Outside the art gallery, on the street running parallel to the waterfront behind the Duke, was another hanging figure. This one dressed in European clothing and carrying a brush and paint palate. As we entered Chris, came over and Viv introduced us, she introduced me as a writer from Auckland. She said I was interested in the Helen Picks portraits.

“Was it a community art project?” I enquired, very politely. Chris was happy to tell us all about the figures in her Californian accent. As it transpired she was the driving force behind the Hell Hole of the Pacific weekends. She knew all about the figures, and was happy for me to photograph the ones in protective custody. They were merely portraits, not quite caricatures, but accurate enough to depict the town’s folk of 1830, she informed us. I asked if they were supposed to be specific historical figures. She leaned forward, conspiratorially and said that would be totally inappropriate to local Maori.

“Really? Why are they all of Maori?” Her answer was quite reasonable. She pointed out that they weren’t. The ones painted with a paler complexion were supposed to be pakeha, as all the Maori back then were very dark, and it is only through inter breeding they have gotten lighter. As to why all the women were wahine whores, well that’s just because they were.

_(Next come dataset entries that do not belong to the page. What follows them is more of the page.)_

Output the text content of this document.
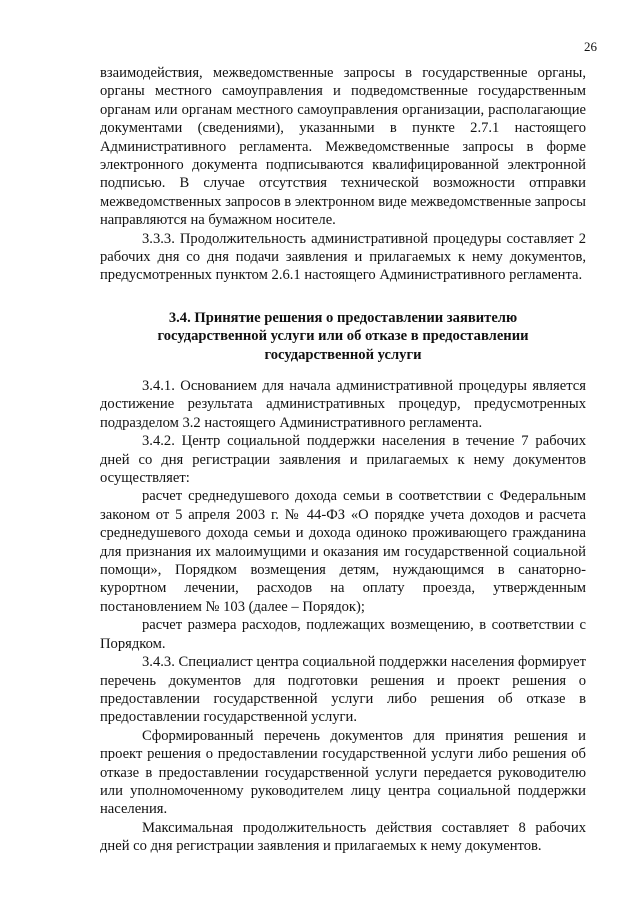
26

взаимодействия, межведомственные запросы в государственные органы, органы местного самоуправления и подведомственные государственным органам или органам местного самоуправления организации, располагающие документами (сведениями), указанными в пункте 2.7.1 настоящего Административного регламента. Межведомственные запросы в форме электронного документа подписываются квалифицированной электронной подписью. В случае отсутствия технической возможности отправки межведомственных запросов в электронном виде межведомственные запросы направляются на бумажном носителе.

3.3.3. Продолжительность административной процедуры составляет 2 рабочих дня со дня подачи заявления и прилагаемых к нему документов, предусмотренных пунктом 2.6.1 настоящего Административного регламента.

3.4. Принятие решения о предоставлении заявителю

государственной услуги или об отказе в предоставлении

государственной услуги

3.4.1. Основанием для начала административной процедуры является достижение результата административных процедур, предусмотренных подразделом 3.2 настоящего Административного регламента.

3.4.2. Центр социальной поддержки населения в течение 7 рабочих дней со дня регистрации заявления и прилагаемых к нему документов осуществляет:

расчет среднедушевого дохода семьи в соответствии с Федеральным законом от 5 апреля 2003 г. № 44-ФЗ «О порядке учета доходов и расчета среднедушевого дохода семьи и дохода одиноко проживающего гражданина для признания их малоимущими и оказания им государственной социальной помощи», Порядком возмещения детям, нуждающимся в санаторно-курортном лечении, расходов на оплату проезда, утвержденным постановлением № 103 (далее – Порядок);

расчет размера расходов, подлежащих возмещению, в соответствии с Порядком.

3.4.3. Специалист центра социальной поддержки населения формирует перечень документов для подготовки решения и проект решения о предоставлении государственной услуги либо решения об отказе в предоставлении государственной услуги.

Сформированный перечень документов для принятия решения и проект решения о предоставлении государственной услуги либо решения об отказе в предоставлении государственной услуги передается руководителю или уполномоченному руководителем лицу центра социальной поддержки населения.

Максимальная продолжительность действия составляет 8 рабочих дней со дня регистрации заявления и прилагаемых к нему документов.
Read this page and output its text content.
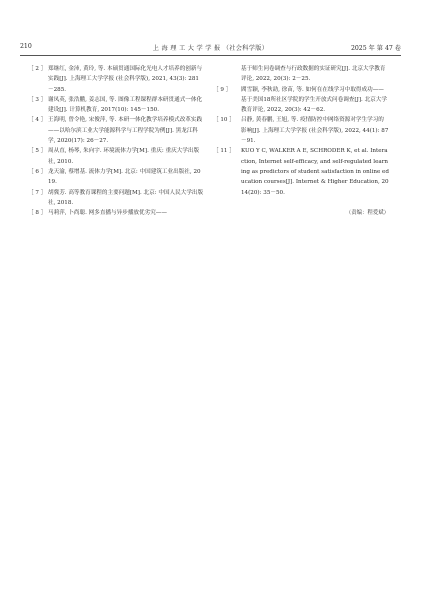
210	上 海 理 工 大 学 学 报 （社会科学版）	2025 年 第 47 卷
［ 2 ］ 郑继红, 金沛, 黄玲, 等. 本硕贯通国际化光电人才培养的创新与实践[J]. 上海理工大学学报 (社会科学版), 2021, 43(3): 281－285.
［ 3 ］ 谢凤英, 张浩鹏, 姜志国, 等. 图像工程课程群本研贯通式一体化建设[J]. 计算机教育, 2017(10): 145－150.
［ 4 ］ 王海明, 曾令艳, 宋俊萍, 等. 本研一体化教学培养模式改革实践——以哈尔滨工业大学能源科学与工程学院为例[J]. 黑龙江科学, 2020(17): 26－27.
［ 5 ］ 周从直, 杨琴, 朱向宇. 环境流体力学[M]. 重庆: 重庆大学出版社, 2010.
［ 6 ］ 龙天渝, 蔡增基. 流体力学[M]. 北京: 中国建筑工业出版社, 2019.
［ 7 ］ 胡冀芳. 高等教育课程的主要问题[M]. 北京: 中国人民大学出版社, 2018.
［ 8 ］ 马莉萍, 卜尚聪. 网多直播与异步播放优劣究——
基于师生问卷调查与行政数据的实证研究[J]. 北京大学教育评论, 2022, 20(3): 2－25.
［ 9 ］	閻雪颖, 李秋劼, 徐苗, 等. 如何在在线学习中取得成功——基于美国18所社区学院的学生开放式问卷调查[J]. 北京大学教育评论, 2022, 20(3): 42－62.
［ 10 ］	吕静, 黄春鹏, 王旭, 等. 疫情防控中网络资源对学生学习的影响[J]. 上海理工大学学报 (社会科学版), 2022, 44(1): 87－91.
［ 11 ］	KUO Y C, WALKER A E, SCHRODER K, et al. Interaction, Internet self-efficacy, and self-regulated learning as predictors of student satisfaction in online education courses[J]. Internet & Higher Education, 2014(20): 35－50.
（责编：程爱斌）
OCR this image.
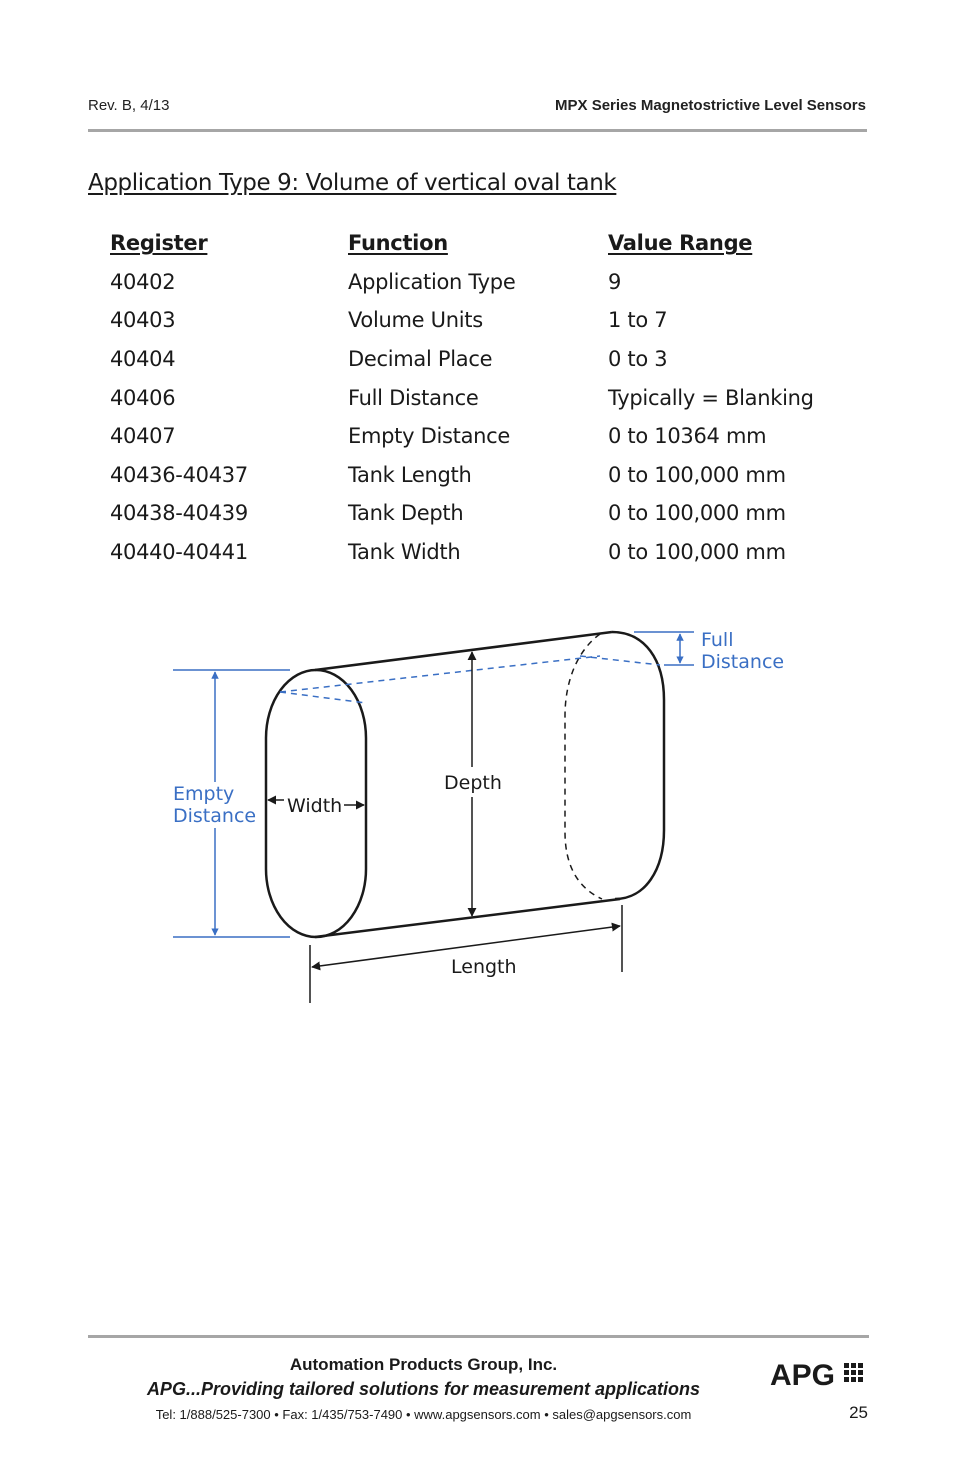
Rev. B, 4/13	MPX Series Magnetostrictive Level Sensors
Application Type 9: Volume of vertical oval tank
Register	Function	Value Range
40402	Application Type	9
40403	Volume Units	1 to 7
40404	Decimal Place	0 to 3
40406	Full Distance	Typically = Blanking
40407	Empty Distance	0 to 10364 mm
40436-40437	Tank Length	0 to 100,000 mm
40438-40439	Tank Depth	0 to 100,000 mm
40440-40441	Tank Width	0 to 100,000 mm
Full
Distance
Empty
Distance Width
Depth
Length
Automation Products Group, Inc.
APG...Providing tailored solutions for measurement applications
Tel: 1/888/525-7300 • Fax: 1/435/753-7490 • www.apgsensors.com • sales@apgsensors.com
APG
25
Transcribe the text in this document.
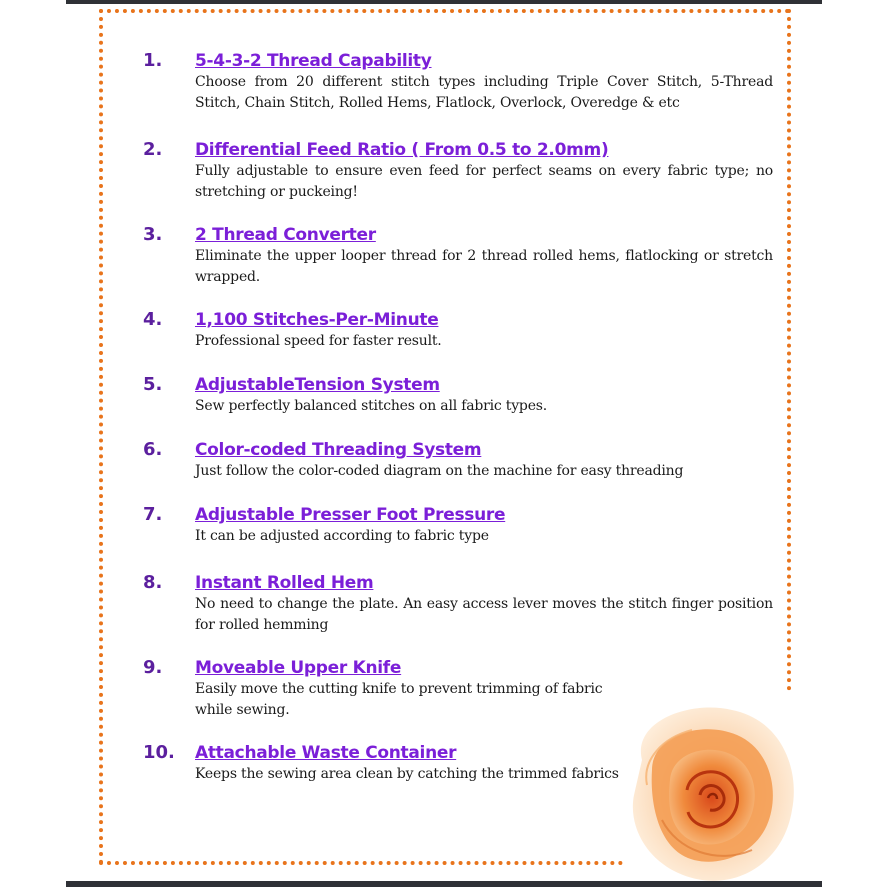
1. 5-4-3-2 Thread Capability
Choose from 20 different stitch types including Triple Cover Stitch, 5-Thread Stitch, Chain Stitch, Rolled Hems, Flatlock, Overlock, Overedge & etc
2. Differential Feed Ratio ( From 0.5 to 2.0mm)
Fully adjustable to ensure even feed for perfect seams on every fabric type; no stretching or puckeing!
3. 2 Thread Converter
Eliminate the upper looper thread for 2 thread rolled hems, flatlocking or stretch wrapped.
4. 1,100 Stitches-Per-Minute
Professional speed for faster result.
5. AdjustableTension System
Sew perfectly balanced stitches on all fabric types.
6. Color-coded Threading System
Just follow the color-coded diagram on the machine for easy threading
7. Adjustable Presser Foot Pressure
It can be adjusted according to fabric type
8. Instant Rolled Hem
No need to change the plate. An easy access lever moves the stitch finger position for rolled hemming
9. Moveable Upper Knife
Easily move the cutting knife to prevent trimming of fabric while sewing.
10. Attachable Waste Container
Keeps the sewing area clean by catching the trimmed fabrics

The whores would have been all Maori, as they had been sold or traded into prostitution. I wanted to ask why they were so happy then, but I knew the conversation was going nowhere.

Tourists were browsing below the mezzanine where she stored the figures with their heads peering over the balustrade, smiling at the people milling in the space below. I snapped some photos and started to follow Chris back down, Viv was looking relieved, until I asked, “Chris, what about the vandalism? Do you think it’s racially motivated?”

“No.” Her answer was quick and firm, but I didn’t think she had really understood what I meant. I should have worded it better, but Viv pinched my arm, so I stopped. Outside the shop, Chris tried to convince me that the figure, with the prominent wide nose and lips was pakeha, because he was an artist, and of course, paler.

The rest of the weekend was spent enjoying Russell and I decided to make like a tourist. Viv was happy to comply, as long as we had regular stops to enjoy the food and wine of the waterfront, and took time to speak with all the locals. We went inside the tiny church, where we saw community art at its finest. Every seat and every pew boasted a hand embroidered, tapestry cushion. There must be over one hundred, each cushion paying tribute to some aspect of the town. The buildings, boats, clubs, flower and fauna, and families. All lovingly represented and waiting for arses to be parked on them every Sunday. They were almost as good as the Hundertwasser Toilets.

We even took time to check out the Russell museum, where I read about the town and its seedy origins. The in house literature said that Russell had twenty eight brothels and thirty something pubs. I wondered where Chris came from in America, and if there was a town decorated by swinging effigies of slave whores.

On the Sunday as I drove my car onto the ferry I thought about returning to the empty house, with its weight of memory and responsibility, but for the first time I didn’t feel like it was going to drown me. I had a plan. I would come back to the north. Not just for the weekend, and to bury Pat in a Hat, but at some time in the future I would be back, to make a home, and count the whores. Someone needed to look out for them and make sure they weren’t still getting exploited.

I glanced out to Tapeka Point, beautiful again without the cruise ship. I glanced around the ferry and then noticed that tucked behind the bin on the portside there was something that looked like feet sticking out. I got out of my car and walked over. I bent down and pulled the feet to reveal a cut-out, which judging by the height and size of its feet was a whaka wahine. She had no head. The clippie who was working came over and told me that they had found her floating this morning and would drop her back to Russell side on the last trip of the day. As I drove off the ferry, and out of town, I still had that uncanny feeling that I had forgotten something, and I wondered what it was I had left behind this time.